Regulators “acknowledged what we feel: That it’s still in the best interests of our customers and the company, from a cost perspective, to install the emissions control equipment,” Shawver said.

In a partial victory for environmental groups, the Idaho regulator declined to approve one request from the utility that would have virtually guaranteed that Idaho Power could recover the full $130 million investment. Allowing the so-called preferred ratemaking would have made it more difficult for Idaho Power to abandon these investments, even if stricter federal greenhouse gas limits made the controls a bad deal for ratepayers, the commission wrote in its 13-page decision.

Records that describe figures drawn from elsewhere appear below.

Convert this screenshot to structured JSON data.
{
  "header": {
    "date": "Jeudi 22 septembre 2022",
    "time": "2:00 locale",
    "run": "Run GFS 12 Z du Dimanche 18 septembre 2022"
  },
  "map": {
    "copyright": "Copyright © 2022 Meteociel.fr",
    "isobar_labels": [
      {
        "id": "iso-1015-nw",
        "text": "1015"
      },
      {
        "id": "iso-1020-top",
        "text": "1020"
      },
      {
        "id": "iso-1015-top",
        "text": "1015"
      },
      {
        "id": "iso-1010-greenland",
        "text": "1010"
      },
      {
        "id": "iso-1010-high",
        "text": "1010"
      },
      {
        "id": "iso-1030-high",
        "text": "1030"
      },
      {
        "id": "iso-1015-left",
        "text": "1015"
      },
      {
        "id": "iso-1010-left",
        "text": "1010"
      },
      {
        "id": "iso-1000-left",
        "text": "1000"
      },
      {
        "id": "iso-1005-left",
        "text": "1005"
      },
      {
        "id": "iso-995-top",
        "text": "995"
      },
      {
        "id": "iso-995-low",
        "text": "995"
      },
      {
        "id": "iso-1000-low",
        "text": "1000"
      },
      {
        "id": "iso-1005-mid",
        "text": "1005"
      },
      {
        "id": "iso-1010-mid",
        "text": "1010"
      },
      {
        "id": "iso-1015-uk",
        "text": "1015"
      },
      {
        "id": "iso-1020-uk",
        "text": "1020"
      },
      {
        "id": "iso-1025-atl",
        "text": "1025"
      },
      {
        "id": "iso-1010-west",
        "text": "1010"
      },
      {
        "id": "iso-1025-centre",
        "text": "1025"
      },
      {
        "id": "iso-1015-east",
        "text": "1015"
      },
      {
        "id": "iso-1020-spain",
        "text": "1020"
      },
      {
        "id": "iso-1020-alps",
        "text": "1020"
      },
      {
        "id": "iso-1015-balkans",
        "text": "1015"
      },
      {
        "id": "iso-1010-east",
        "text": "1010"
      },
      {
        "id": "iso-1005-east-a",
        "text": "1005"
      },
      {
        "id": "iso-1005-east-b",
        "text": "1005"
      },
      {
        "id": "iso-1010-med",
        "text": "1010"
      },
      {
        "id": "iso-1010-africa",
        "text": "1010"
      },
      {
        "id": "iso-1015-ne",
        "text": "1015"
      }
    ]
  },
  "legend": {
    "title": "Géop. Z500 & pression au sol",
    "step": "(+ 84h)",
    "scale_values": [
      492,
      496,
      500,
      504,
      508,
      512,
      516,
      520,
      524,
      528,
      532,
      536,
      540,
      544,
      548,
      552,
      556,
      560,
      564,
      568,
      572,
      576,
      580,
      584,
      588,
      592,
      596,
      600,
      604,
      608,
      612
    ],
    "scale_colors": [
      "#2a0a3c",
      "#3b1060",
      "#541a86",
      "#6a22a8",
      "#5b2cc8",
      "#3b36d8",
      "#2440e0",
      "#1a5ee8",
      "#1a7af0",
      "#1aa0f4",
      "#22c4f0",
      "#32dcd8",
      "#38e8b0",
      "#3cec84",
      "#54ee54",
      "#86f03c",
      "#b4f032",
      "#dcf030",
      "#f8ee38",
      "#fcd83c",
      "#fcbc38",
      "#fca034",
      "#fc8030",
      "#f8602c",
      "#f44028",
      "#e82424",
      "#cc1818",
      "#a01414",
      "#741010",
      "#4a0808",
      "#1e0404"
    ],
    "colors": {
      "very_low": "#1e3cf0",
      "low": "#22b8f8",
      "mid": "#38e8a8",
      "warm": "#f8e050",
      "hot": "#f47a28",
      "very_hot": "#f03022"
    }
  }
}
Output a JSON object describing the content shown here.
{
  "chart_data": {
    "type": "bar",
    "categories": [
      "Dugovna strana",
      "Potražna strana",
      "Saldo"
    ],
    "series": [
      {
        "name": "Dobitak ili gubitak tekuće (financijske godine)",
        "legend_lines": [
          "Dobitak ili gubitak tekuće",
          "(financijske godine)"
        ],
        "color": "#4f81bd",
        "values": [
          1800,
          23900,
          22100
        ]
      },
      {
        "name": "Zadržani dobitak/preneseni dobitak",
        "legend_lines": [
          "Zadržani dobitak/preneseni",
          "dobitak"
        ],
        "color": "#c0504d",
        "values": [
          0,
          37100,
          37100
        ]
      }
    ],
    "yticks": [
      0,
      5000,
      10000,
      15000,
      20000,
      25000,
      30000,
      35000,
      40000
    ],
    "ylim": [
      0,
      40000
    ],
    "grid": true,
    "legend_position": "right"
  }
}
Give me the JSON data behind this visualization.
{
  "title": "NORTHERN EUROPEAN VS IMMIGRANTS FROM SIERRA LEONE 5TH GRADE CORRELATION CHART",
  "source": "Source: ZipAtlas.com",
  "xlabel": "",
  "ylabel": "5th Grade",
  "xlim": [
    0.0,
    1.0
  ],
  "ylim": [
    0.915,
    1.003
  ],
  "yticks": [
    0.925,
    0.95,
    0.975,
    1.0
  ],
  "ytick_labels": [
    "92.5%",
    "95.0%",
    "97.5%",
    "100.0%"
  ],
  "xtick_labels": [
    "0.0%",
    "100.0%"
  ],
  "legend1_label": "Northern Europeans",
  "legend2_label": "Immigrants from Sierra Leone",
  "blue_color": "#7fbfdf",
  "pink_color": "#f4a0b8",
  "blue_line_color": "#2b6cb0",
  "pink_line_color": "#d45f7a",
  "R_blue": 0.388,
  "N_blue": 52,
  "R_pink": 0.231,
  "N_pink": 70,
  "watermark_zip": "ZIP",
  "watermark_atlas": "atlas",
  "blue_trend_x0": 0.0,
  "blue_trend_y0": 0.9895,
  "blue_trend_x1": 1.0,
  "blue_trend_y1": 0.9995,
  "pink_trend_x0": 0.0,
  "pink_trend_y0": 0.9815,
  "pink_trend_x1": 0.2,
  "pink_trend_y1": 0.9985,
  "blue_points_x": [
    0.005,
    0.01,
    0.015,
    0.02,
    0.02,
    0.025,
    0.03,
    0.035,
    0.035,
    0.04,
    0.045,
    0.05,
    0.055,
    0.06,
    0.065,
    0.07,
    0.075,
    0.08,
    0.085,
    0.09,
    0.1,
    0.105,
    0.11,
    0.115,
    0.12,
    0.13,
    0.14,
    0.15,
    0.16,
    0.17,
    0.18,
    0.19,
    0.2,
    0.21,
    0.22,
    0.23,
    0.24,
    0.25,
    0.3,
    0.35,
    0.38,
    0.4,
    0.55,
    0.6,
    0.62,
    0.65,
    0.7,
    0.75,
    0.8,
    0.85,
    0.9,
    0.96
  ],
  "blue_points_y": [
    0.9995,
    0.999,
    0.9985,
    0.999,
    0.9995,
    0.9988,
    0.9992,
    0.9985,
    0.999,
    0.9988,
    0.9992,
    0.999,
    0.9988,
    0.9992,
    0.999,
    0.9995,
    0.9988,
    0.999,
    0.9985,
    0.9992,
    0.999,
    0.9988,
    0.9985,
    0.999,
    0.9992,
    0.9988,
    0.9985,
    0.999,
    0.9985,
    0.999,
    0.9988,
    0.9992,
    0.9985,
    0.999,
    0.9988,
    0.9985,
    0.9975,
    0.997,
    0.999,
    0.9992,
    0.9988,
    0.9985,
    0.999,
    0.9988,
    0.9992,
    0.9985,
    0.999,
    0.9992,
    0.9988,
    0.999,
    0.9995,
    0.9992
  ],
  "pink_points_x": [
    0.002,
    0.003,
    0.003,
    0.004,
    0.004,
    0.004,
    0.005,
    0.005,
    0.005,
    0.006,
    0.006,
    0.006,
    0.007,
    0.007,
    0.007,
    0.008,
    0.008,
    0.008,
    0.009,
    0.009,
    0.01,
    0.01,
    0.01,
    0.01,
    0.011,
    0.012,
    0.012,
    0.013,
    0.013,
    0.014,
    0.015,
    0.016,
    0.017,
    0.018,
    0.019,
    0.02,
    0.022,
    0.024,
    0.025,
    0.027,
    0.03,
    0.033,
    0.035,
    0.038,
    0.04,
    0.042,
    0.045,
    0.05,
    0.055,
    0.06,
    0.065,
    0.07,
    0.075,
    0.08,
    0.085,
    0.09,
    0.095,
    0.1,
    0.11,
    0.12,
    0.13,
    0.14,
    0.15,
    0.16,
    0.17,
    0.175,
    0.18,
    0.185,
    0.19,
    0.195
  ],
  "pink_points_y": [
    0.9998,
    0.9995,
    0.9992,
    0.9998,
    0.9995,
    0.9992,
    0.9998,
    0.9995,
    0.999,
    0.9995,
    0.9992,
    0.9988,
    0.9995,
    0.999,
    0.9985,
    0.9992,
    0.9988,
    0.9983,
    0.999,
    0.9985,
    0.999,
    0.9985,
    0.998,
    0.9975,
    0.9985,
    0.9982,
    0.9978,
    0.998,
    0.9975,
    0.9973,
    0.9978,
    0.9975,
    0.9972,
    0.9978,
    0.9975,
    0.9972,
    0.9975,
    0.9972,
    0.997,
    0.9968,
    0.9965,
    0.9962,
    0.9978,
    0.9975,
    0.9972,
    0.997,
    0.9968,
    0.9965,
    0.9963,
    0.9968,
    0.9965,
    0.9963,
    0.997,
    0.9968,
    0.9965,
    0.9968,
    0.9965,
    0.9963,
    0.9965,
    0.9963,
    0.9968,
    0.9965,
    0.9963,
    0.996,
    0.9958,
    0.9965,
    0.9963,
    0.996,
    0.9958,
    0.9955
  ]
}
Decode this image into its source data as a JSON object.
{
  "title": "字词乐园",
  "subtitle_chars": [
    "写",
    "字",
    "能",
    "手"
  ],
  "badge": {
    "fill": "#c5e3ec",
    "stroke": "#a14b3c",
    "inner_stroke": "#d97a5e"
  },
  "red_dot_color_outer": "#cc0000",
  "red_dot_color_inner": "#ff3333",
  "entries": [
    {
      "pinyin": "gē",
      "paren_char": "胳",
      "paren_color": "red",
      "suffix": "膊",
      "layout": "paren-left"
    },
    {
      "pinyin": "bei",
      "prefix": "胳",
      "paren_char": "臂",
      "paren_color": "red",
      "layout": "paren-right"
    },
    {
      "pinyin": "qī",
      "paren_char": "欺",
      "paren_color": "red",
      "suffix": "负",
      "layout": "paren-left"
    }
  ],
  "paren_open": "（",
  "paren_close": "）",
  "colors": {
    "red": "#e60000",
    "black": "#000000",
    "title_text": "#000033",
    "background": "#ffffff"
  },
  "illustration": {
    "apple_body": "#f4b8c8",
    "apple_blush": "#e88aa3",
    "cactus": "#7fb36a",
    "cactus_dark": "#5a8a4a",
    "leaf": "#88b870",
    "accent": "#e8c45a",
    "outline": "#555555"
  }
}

“A tipping point could be reached making them uneconomic,” regulators wrote. “As the project moves toward completion … we direct Idaho Power to return to the commission if viable alternatives … become available.”

Asked if Idaho Power will ask regulators to reconsider preferred ratemaking, Shawver said the utility was still analyzing the ruling and no decision had been made.

Zack Waterman, director of the Sierra Club in Idaho and a key organizer of opposition to the utility’s investment in the coal plant, didn’t immediately return a phone call seeking comment.

The environmental upgrades are needed to comply with regional haze rules under the Clean Air Act, designed to improve visibility in national parks and wilderness areas. Those rules require controls to limit nitrogen oxide emissions by December 2015 on Jim Bridger Unit 3 and by December 2016 on Unit 4.